Untuk itu, Arif menyiapkan dua buah sumur air yang sudah dicampur dengan nutrisi tanaman. Setiap hari, ia melakukan pengecekan terhadap nutrisi yang terdapat dalam air menggunakan alat yang bernama TDS meter.
"Kalau nutrisinya kelebihan berarti tinggal nambahi saja airnya, tapi kalau nutrisinya kurang ya ditambahi abmix-nya," ucapnya.

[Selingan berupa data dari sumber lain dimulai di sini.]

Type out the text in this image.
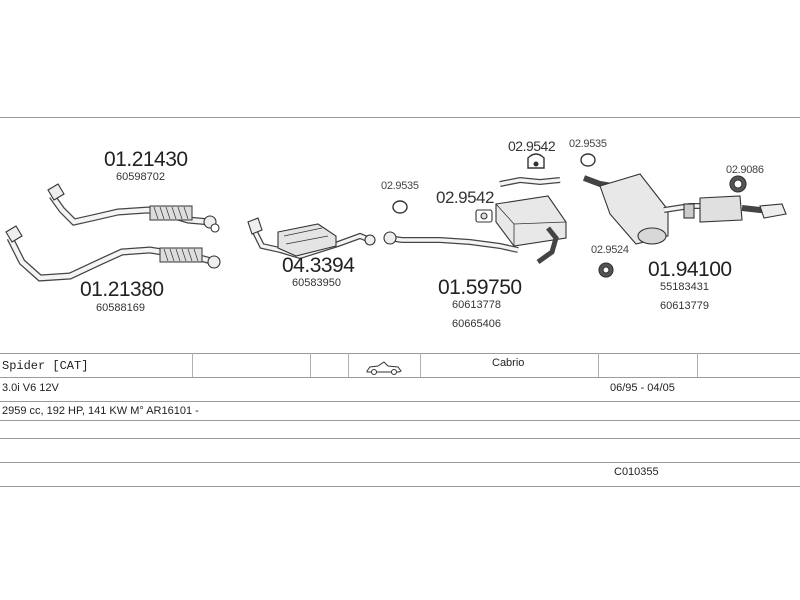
01.21430
60598702
01.21380
60588169
04.3394
60583950	01.59750
60613778
60665406
01.94100
55183431
60613779
02.9535
02.9542
02.9542 02.9535
02.9524
02.9086
Spider [CAT]	Cabrio
3.0i V6 12V	06/95 - 04/05
2959 cc, 192 HP, 141 KW M° AR16101 -
C010355
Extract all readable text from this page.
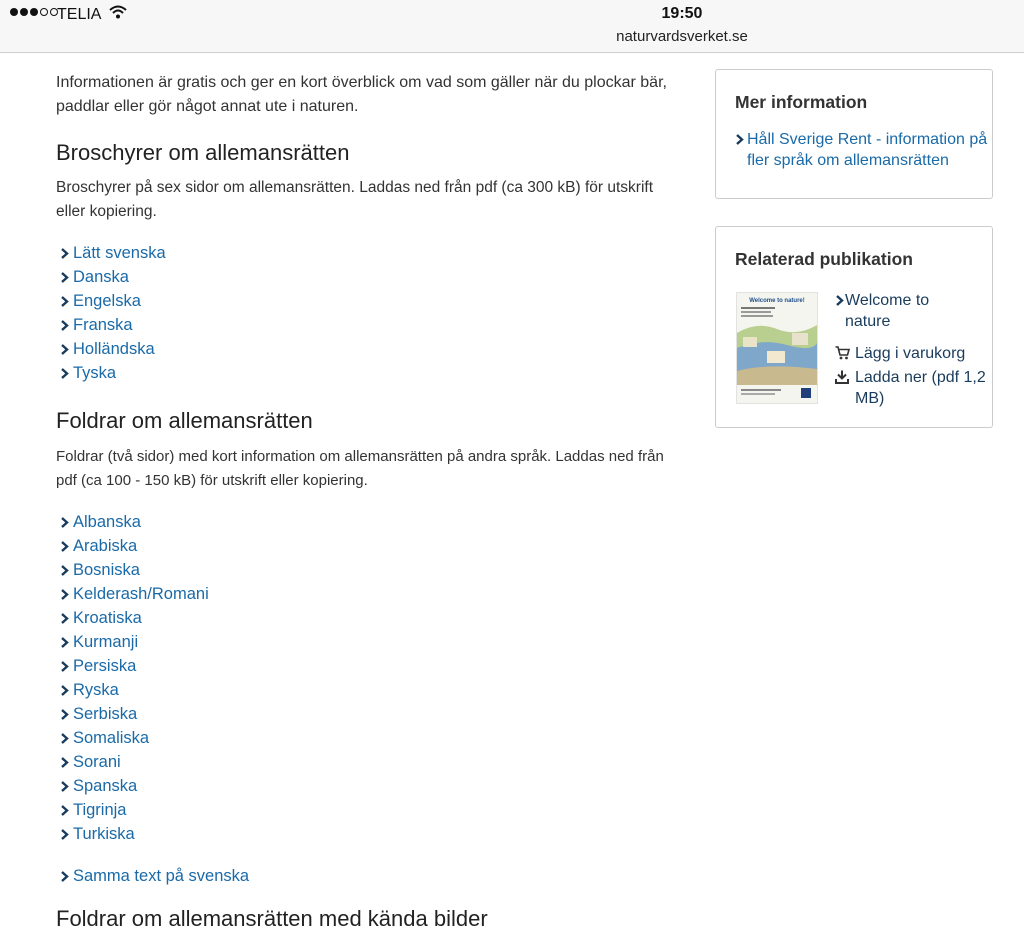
TELIA	19:50
naturvardsverket.se

Informationen är gratis och ger en kort överblick om vad som gäller när du plockar bär, paddlar eller gör något annat ute i naturen.

Broschyrer om allemansrätten

Broschyrer på sex sidor om allemansrätten. Laddas ned från pdf (ca 300 kB) för utskrift eller kopiering.

Lätt svenska
Danska
Engelska
Franska
Holländska
Tyska
Foldrar om allemansrätten

Foldrar (två sidor) med kort information om allemansrätten på andra språk. Laddas ned från pdf (ca 100 - 150 kB) för utskrift eller kopiering.

Albanska
Arabiska
Bosniska
Kelderash/Romani
Kroatiska
Kurmanji
Persiska
Ryska
Serbiska
Somaliska
Sorani
Spanska
Tigrinja
Turkiska
Samma text på svenska
Foldrar om allemansrätten med kända bilder
Mer information
Håll Sverige Rent - information på fler språk om allemansrätten
Relaterad publikation
Welcome to nature!	Welcome to nature
Lägg i varukorg
Ladda ner (pdf 1,2 MB)
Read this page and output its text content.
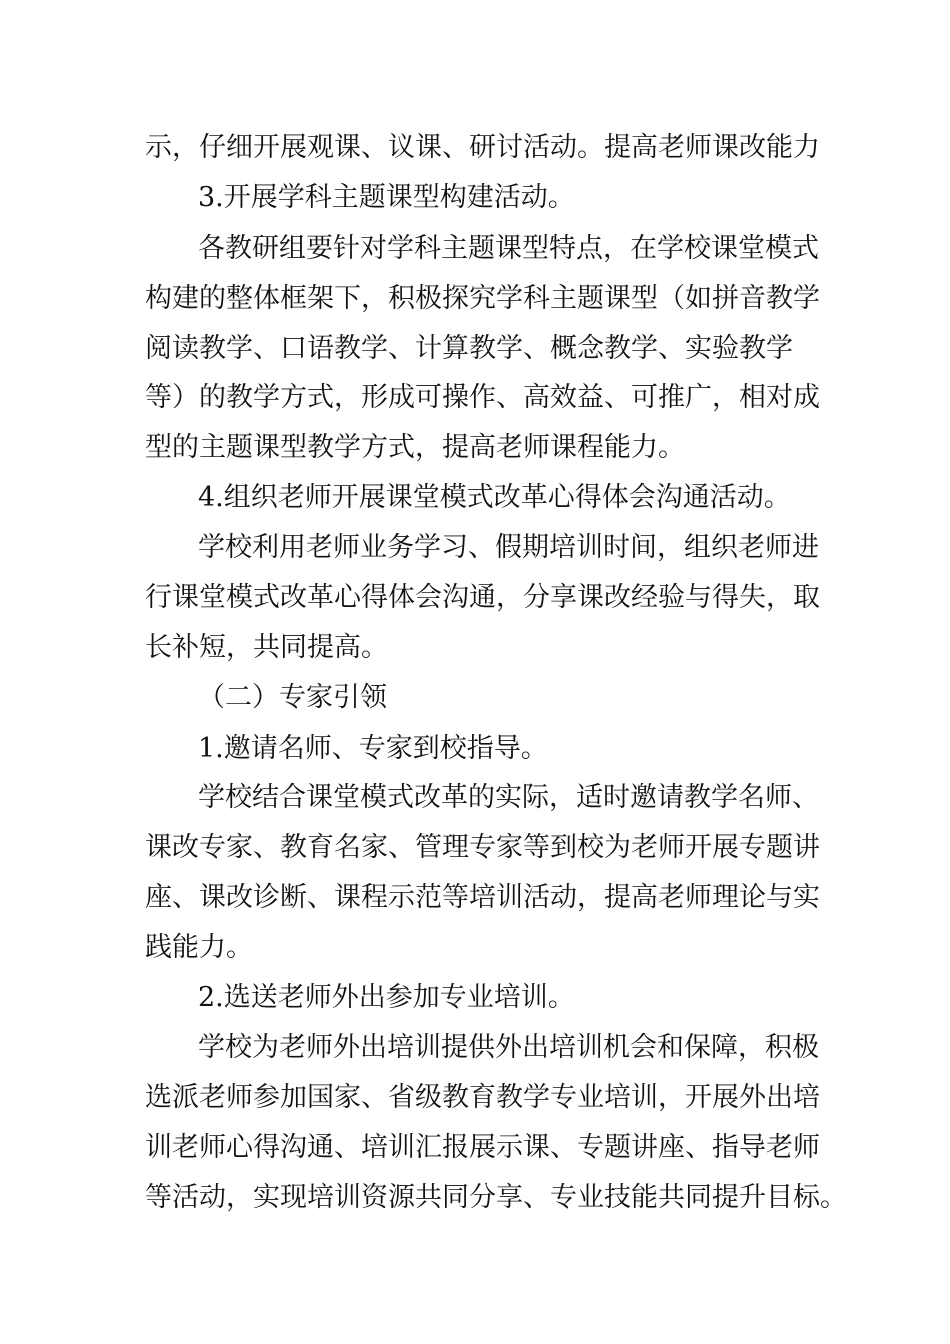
示，仔细开展观课、议课、研讨活动。提高老师课改能力
3.开展学科主题课型构建活动。
各教研组要针对学科主题课型特点，在学校课堂模式
构建的整体框架下，积极探究学科主题课型（如拼音教学
阅读教学、口语教学、计算教学、概念教学、实验教学
等）的教学方式，形成可操作、高效益、可推广，相对成
型的主题课型教学方式，提高老师课程能力。
4.组织老师开展课堂模式改革心得体会沟通活动。
学校利用老师业务学习、假期培训时间，组织老师进
行课堂模式改革心得体会沟通，分享课改经验与得失，取
长补短，共同提高。
（二）专家引领
1.邀请名师、专家到校指导。
学校结合课堂模式改革的实际，适时邀请教学名师、
课改专家、教育名家、管理专家等到校为老师开展专题讲
座、课改诊断、课程示范等培训活动，提高老师理论与实
践能力。
2.选送老师外出参加专业培训。
学校为老师外出培训提供外出培训机会和保障，积极
选派老师参加国家、省级教育教学专业培训，开展外出培
训老师心得沟通、培训汇报展示课、专题讲座、指导老师
等活动，实现培训资源共同分享、专业技能共同提升目标。
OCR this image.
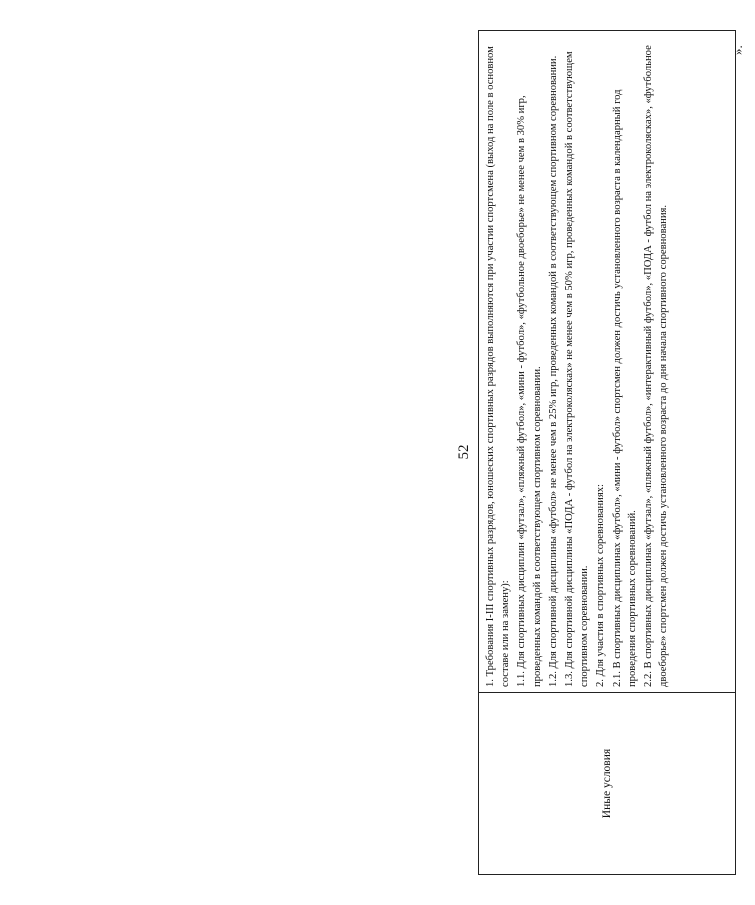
52
Иные условия

1. Требования I-III спортивных разрядов, юношеских спортивных разрядов выполняются при участии спортсмена (выход на поле в основном составе или на замену): 1.1. Для спортивных дисциплин «футзал», «пляжный футбол», «мини - футбол», «футбольное двоеборье» не менее чем в 30% игр, проведенных командой в соответствующем спортивном соревновании. 1.2. Для спортивной дисциплины «футбол» не менее чем в 25% игр, проведенных командой в соответствующем спортивном соревновании. 1.3. Для спортивной дисциплины «ПОДА - футбол на электроколясках» не менее чем в 50% игр, проведенных командой в соответствующем спортивном соревновании. 2. Для участия в спортивных соревнованиях: 2.1. В спортивных дисциплинах «футбол», «мини - футбол» спортсмен должен достичь установленного возраста в календарный год проведения спортивных соревнований. 2.2. В спортивных дисциплинах «футзал», «пляжный футбол», «интерактивный футбол», «ПОДА - футбол на электроколясках», «футбольное двоеборье» спортсмен должен достичь установленного возраста до дня начала спортивного соревнования.

».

Baca juga: Mengenal Rockwool dan Manfaatnya untuk Metode Hidroponik
Selain melakukan pengecekan berkala terhadap nutrisi tanaman, Arif juga harus rutin memperhatikan tanamannya lantaran sering diserang hama seperti belalang.
Karena tidak menggunakan pestisida, risiko tanaman rusak diserang hama juga cukup tinggi. Oleh sebab itu, proses pengecekan sangat penting. Ia mengusir hama itu dengan cara manual, yakni dengan membuangnya satu persatu.
"Kan enggak pakai obat-obatan jadi benar-benar alami, kalau ada belalang gitu biasanya ya ngambili satu-satu dibuang," imbuhnya.
Sempat kesulitan pasar
Arif sempat kebingungan saat musim panen. Arif tidak mengetahui hendak dijual ke mana hasil tanamannya itu.
Warung demi warung dihampirinya untuk menawarkan sayuran selada organik itu. Namun, tidak sedikit yang menolaknya mentah-mentah karena harganya mahal dibanding yang dijual di pasaran.
Di pasar, warung-warung itu biasa mendapatkan harga Rp 9.000 perkilogram. Sedangkan sayur selada milik Arif dibanderol mulai harga Rp 25.000 - Rp 30.000.
Hingga akhirnya, sayuran itu dibagikan kepada sanak saudara dan tetangga dekat rumah. Ternyata, dari sana jalan rejekinya mulai terbuka.